Objective: To estimate histologic subtype- and stage-specific uterine cancer mortality rates by race and ethnicity, corrected for hysterectomy.
Design, setting, and participants: This cohort study used the US Surveillance, Epidemiology, and End Results-18 Incidence-Based Mortality database, representing approximately 26% of the US population and including deaths that occurred from 2000 to 2017. Hysterectomy correction was based on hysterectomy prevalence data from the Behavioral Risk Factor Surveillance System. Uncorrected and corrected rates associated with uterine corpus cancer cases diagnosed between 2000 and 2017 and uterine corpus cancer deaths occurring between 2010 and 2017 were age-adjusted to the 2000 US standard population and are expressed per 100 000 person-years, and annual percent changes in rates were calculated using log-linear regression. Data analysis was performed from March 10 to May 20, 2021.

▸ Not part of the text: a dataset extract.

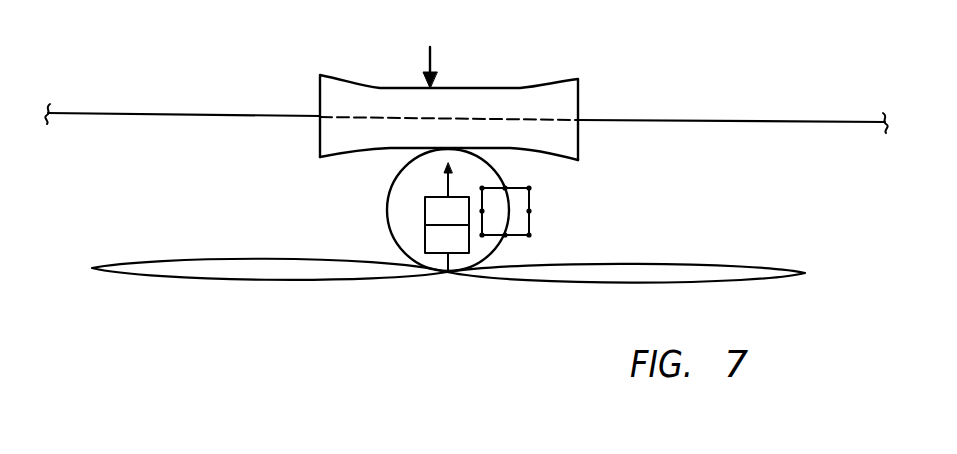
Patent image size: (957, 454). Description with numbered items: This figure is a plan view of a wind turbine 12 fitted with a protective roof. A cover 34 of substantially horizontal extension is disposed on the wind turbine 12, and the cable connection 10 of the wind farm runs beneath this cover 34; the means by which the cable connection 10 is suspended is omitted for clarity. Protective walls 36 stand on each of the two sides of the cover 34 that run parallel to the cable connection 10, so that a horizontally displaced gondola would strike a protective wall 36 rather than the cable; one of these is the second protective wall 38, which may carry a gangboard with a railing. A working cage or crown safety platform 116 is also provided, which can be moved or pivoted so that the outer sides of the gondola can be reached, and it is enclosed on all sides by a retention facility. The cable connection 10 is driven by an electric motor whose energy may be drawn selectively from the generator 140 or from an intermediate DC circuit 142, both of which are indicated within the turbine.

Exposures: Tumor histologic subtype, cancer stage at diagnosis, and race and ethnicity.
Results: Among 208 587 women diagnosed with uterine cancer during 2000-2017 (15 983 [7.7%] were Asian; 20 302 [9.7%] Black; 23 096 [11.1%] Hispanic; and 149 206 [71.5%] White individuals), there were 16 797 uterine cancer deaths between 2010 and 2017, corresponding to a hysterectomy-corrected mortality rate of 15.7 per 100 000 person-years. Hysterectomy-corrected rates were highest among Black women, overall, by histologic subtype and stage at diagnosis. Among all women, uterine corpus cancer mortality rates increased significantly by 1.8% (95% CI, 1.5%-2.9%) per year from 2010 to 2017, as did rates of nonendometrioid carcinomas (2.7%; 95% CI, 1.8%-3.6%), with increases occurring in Asian (3.4%; 95% CI, 0.3%-6.6%), Black (3.5%; 95% CI, 2.2%-4.9%), Hispanic (6.7%; 95% CI, 1.9%-11.8%), and White women (1.5%; 95% CI, 0.6%-2.4%). In contrast, endometrioid carcinoma mortality rates remained stable.

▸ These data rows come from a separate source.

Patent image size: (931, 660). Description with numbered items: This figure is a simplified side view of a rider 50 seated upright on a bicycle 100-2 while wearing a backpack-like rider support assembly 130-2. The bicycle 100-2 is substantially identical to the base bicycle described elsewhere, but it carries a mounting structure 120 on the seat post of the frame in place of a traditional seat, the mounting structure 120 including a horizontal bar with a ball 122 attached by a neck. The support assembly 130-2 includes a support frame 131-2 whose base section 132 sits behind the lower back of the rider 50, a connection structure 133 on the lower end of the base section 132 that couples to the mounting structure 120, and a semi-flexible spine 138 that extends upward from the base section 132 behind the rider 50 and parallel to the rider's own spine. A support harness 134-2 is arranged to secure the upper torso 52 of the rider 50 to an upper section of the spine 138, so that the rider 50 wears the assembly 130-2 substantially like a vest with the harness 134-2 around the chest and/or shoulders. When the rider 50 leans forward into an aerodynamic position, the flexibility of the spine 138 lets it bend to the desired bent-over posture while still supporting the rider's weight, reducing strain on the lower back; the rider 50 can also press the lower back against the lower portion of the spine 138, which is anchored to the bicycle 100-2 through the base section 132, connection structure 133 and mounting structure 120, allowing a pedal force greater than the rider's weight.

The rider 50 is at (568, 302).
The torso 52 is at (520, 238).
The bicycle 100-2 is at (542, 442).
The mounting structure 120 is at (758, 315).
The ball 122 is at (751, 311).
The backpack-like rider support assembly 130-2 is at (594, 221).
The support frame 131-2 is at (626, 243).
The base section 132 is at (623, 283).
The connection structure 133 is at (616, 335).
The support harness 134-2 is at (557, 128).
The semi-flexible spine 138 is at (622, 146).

Conclusions and relevance: The findings of this cohort study suggest a significant increase of nonendometrioid uterine carcinoma mortality rates, aligning with recent incidence trends. The factors associated with these trends are not well understood and require more investigation of possible mechanisms. Despite stable incidence rates, endometrioid cancer mortality rates have not decreased over the past decade at the population level, suggesting limited progress in treatment for these cancers. The substantial disparities in uterine corpus cancer mortality rates among non-Hispanic Black women cannot be fully explained by subtype distribution and stage at diagnosis.